"شغلي" - Translation from Arabic to Turkish

    • çalıştır
        
    •   
    • işim
        
    • işimi
        
    • açın
        
    • başlat
        
    • işimden
        
    • çal
        
    • işimin
        
    • görevim
        
    Çabuk çalıştır ki şu arabayı, defolup gidelim buradan. lütfen! Open Subtitles أسدي لي هذا المعروف شغلي السيارة لكي نخرج من هنا رجاءاً
    Çünkü ceza alabilirim. Lütfen arabayı çalıştır. Open Subtitles رجاء شغلي السيارة الأن أو علقيها
    Dinle, sadece radyoyu bizim kanalımızı , tamam mı? Open Subtitles اسمعي , فقط شغلي محطة الراديو على محطتنا , حسناً رجاءً
    Sen suyu , ben şimdi geliyorum. Tabi, bir görüşme yapabiliriz. Open Subtitles شغلي الماء سآتي بعد لحظة،نعم يمكنني أن أقوم بمقابلة
    Evet, benim işim dalkavukluk yapıp bunu yaparken, gülümsemek üzerine kuruludur. Open Subtitles حَسناً، شغلي يَشْملُ تقبيل الحمارِ أساساً وإبتسامة بينما أنا أعْمَلُ هو.
    Bu benim işim, dışardan bakmak. Open Subtitles انه شغلي, البحث بعيدا عن المظهر الخارجي.
    Ve ben de kendi işimi yaptığım için suçluluk duygusuna kapılmayacağım. Open Subtitles وأنا لن أَشعر بالذنب لكوني أقوم بعمل شغلي نعم لن تشعري
    Arabayı çalıştır mahkûm. Open Subtitles . شغلي السيارة , أيتها السجينة
    Gideon, motorları çalıştır ve son sığınmacı gemiye bindikten sonra gemiyi uçur.

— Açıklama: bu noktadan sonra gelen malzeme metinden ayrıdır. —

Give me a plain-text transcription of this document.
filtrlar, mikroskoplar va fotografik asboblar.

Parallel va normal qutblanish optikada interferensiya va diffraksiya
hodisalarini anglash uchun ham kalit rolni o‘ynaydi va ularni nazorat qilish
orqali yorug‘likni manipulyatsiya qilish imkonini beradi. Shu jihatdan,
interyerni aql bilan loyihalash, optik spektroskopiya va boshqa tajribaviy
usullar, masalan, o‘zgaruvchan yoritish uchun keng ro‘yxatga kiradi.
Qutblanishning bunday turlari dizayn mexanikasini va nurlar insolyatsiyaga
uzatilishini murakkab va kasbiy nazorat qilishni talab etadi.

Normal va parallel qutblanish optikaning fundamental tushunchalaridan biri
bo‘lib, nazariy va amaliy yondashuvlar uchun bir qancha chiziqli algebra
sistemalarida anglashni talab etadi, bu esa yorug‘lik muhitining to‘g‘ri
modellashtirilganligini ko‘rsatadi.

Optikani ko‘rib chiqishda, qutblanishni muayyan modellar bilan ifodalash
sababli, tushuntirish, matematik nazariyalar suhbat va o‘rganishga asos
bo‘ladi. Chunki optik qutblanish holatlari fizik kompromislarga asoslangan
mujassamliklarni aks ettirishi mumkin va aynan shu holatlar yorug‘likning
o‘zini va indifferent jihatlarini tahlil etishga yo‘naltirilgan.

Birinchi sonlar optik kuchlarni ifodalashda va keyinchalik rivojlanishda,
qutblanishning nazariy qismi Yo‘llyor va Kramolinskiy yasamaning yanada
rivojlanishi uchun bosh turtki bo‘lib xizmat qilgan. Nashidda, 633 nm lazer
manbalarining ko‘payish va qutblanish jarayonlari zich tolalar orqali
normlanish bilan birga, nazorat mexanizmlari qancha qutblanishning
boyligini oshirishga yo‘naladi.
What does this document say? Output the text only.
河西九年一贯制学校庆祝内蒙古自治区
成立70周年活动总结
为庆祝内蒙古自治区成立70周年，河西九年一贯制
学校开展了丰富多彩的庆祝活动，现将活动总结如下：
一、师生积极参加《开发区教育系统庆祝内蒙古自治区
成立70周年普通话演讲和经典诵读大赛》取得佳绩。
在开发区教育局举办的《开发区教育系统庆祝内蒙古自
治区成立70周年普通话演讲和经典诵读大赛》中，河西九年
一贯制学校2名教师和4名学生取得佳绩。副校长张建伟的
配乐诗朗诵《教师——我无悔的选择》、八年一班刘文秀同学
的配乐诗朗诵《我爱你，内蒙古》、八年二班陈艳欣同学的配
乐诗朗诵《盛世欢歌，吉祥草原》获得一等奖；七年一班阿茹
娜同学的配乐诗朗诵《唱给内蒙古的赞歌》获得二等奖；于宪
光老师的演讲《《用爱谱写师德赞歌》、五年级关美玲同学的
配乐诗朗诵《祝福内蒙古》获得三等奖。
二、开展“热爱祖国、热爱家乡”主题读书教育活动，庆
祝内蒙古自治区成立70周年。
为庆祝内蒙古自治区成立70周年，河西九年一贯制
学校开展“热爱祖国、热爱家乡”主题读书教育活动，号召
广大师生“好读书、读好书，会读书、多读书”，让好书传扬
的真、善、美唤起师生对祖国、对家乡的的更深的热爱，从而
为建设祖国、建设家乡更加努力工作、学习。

Open Subtitles (غيديون)، شغلي المحركات وحلقي بنا في الهواء لحظة دخول آخر لاجىء السفينة
    Arabayı çalıştır. Bana güven ki ben de sana güveneyim. Open Subtitles شغلي السيارة ثقي بي، وسأثق بك
    Bir şeyleri kaldırmayı bırakmasını istiyorsan bunların hepsini bakkal poşetine koyup TV'de bir futbol maçı . Open Subtitles إذا أردتِ أن لا يحمل شيئا آخر ضعي كل هذا في أكياس البقالة و شغلي التلفاز لمبارة بيزبول
    Mesajı dinlet anne. Marta, eğer ordaysan telefonu . Open Subtitles شغلي الرساله ماما مارثا اذا كنت هنا ارفعي السماعة
    WheeIs on the Bus şarkısını Sonrada gözümün önünden kaybol. Open Subtitles شغلي أغنية عجلات الباص واغربي عن وجهي
    Bildiğin gibi, işim imaj satmaktır, ve işimin bir parçası bu imajla beraber yaşamaktır. Open Subtitles وكما تعرف، ان عملي هو عبارة عن بيع صورة ما، وجزء من شغلي أن أعيش تلك الصورة.
    Benim işim kılıcı geri almak, kimseye sıkıntı vermeden. Open Subtitles شغلي كَانَ أَنْ استعيدَ السيف، بدون إحْراج أي احد.
    Ajan Dixon, benim işim şu anda göreve uygun olup olmadığınıza karar vermek. Open Subtitles الوكيل ديكسن، هو شغلي للتقرير سواء في هذا الوقت أنت تلائم للواجب.
    İşimi iyi yaptığımı ispatlamak için ilk sayfa fotolarına ihtiyacım yok. Open Subtitles أنا لست بحاجة إلى باقة صور الصفحة الأولى لإثبات أعمل شغلي.
    İşimi geri alabilirim, biliyorsun, dükkandaki yarım gün iş. Open Subtitles آي .. . أنا يُمْكِنُ أَنْ أَستعيدَ شغلي , في الدكانِ
    Prosedür böyle. Bunu yapmanı istemezsem işimi yapmamış olurum. Open Subtitles ومن الإجرائي، وأنا لن تفعل شغلي إذا أنا لم أطلب منك أن تفعل ذلك.
    - Tamamdır, müziği açın bakalım. Open Subtitles استمتعوا بوقتكم حسنا شغلي الموسيقى
    Bilgisayar... Klonlama makinesini başlat. Open Subtitles أيها الكمبيوتر، شغلي الآلة المستنسخة
    Bakın benim o toplantıya gitmem lazım, yoksa ben işimden sizde hayat düzeninizden olacaksınız. Open Subtitles اسمعوا أنا لازم ارزح الاجتماع و لا راح افقد شغلي ونفقد اسلوب حياتنا
    Balkabağı oyma mix'imi çal bakalım. Open Subtitles شغلي الدمج الموسيقي المتعلق بتشكيل اليقطين
    Jane, sana söz veriyorum, buradan kurtulursak, işimin bir daha aşkıma engel olmasına izin vermem. Open Subtitles أنا أوعدك يا جين لو ربنا أحيانا مش هخلي شغلي يطغي علي حياتنا
    Benim görevim, kimseye zarar gelmeden o kılıcı geri almaktı. Open Subtitles شغلي كَانَ أَنْ استعيدَ السيف، بدون إحْراج أي احد.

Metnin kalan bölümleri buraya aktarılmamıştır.